The town really grew after 1902 and 1903. There were over a hundred houses built, plus the church, I.O.O.F Hall etc.
Collbran's "Current" History
photo by McDel Publishing
Cowboys and rodeos have been around Collbran for as long as it has existed, and for many years, ranching was the primary industry. Ranching in the past consisted primarily of raising cows, sheep, pigs, horses, and the hay to feed them! Of course many ranchers had chickens too. Eggs and milk were taken to The Creamery in Collbran. Cows and pigs were herded across the DeBeque cut-off in the fall to the railroad stock pens to be sent to market.
Although some of these family ranching operations continue, many ranchers have had to section and sell their land to survive.
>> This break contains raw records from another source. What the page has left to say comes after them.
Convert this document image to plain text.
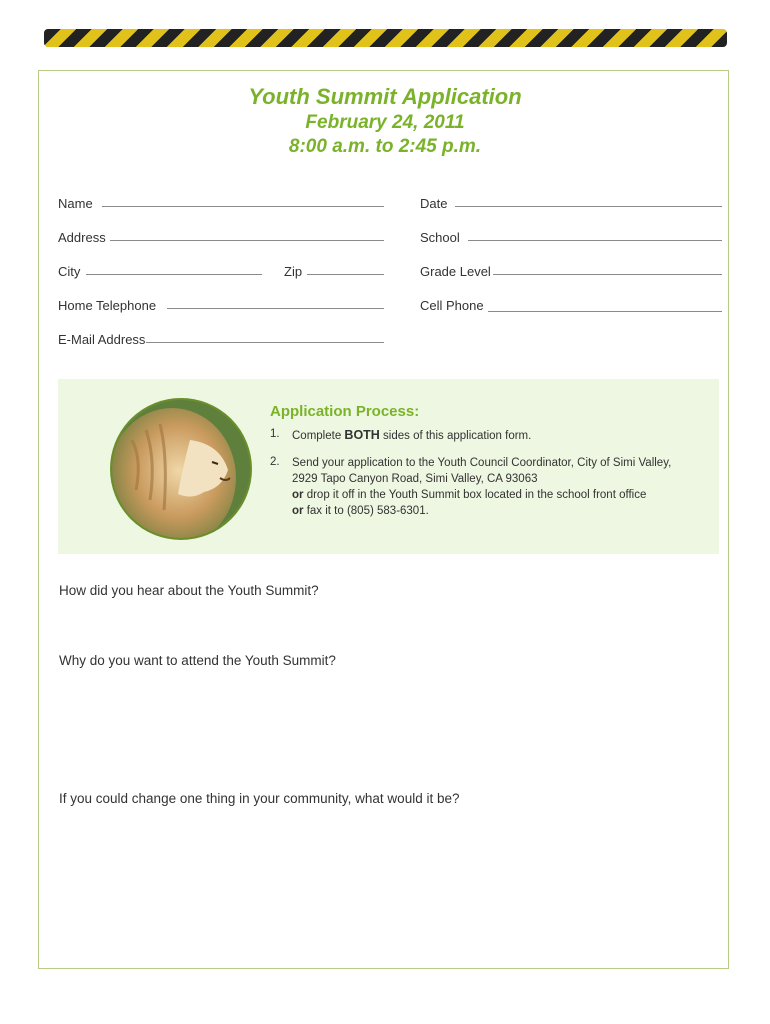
Youth Summit Application
February 24, 2011
8:00 a.m. to 2:45 p.m.
Name
Address
City	Zip
Home Telephone
E-Mail Address
Date
School
Grade Level
Cell Phone
Application Process:
1. Complete BOTH sides of this application form.
2. Send your application to the Youth Council Coordinator, City of Simi Valley,
2929 Tapo Canyon Road, Simi Valley, CA 93063
or drop it off in the Youth Summit box located in the school front office
or fax it to (805) 583-6301.
How did you hear about the Youth Summit?
Why do you want to attend the Youth Summit?
If you could change one thing in your community, what would it be?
Some of the new landowners have continued the ranching tradition, though. The valley is home to elk, llama and goat ranches too now.
The ties to our heritage are reminiscent in the school's mascot (The Cowboys).
Our history and heritage blend with the present and become quite apparent every April and October when herds of cows and sheep are still driven by cowboys on horses (or ATVs) to and from the summer pastures.
photo by Missy Wallace
For more information about the History & Heritage of Collbran Colorado, we recommend coming to town and visiting with the people who live here...
A good story is only five minutes from pulling up a chair!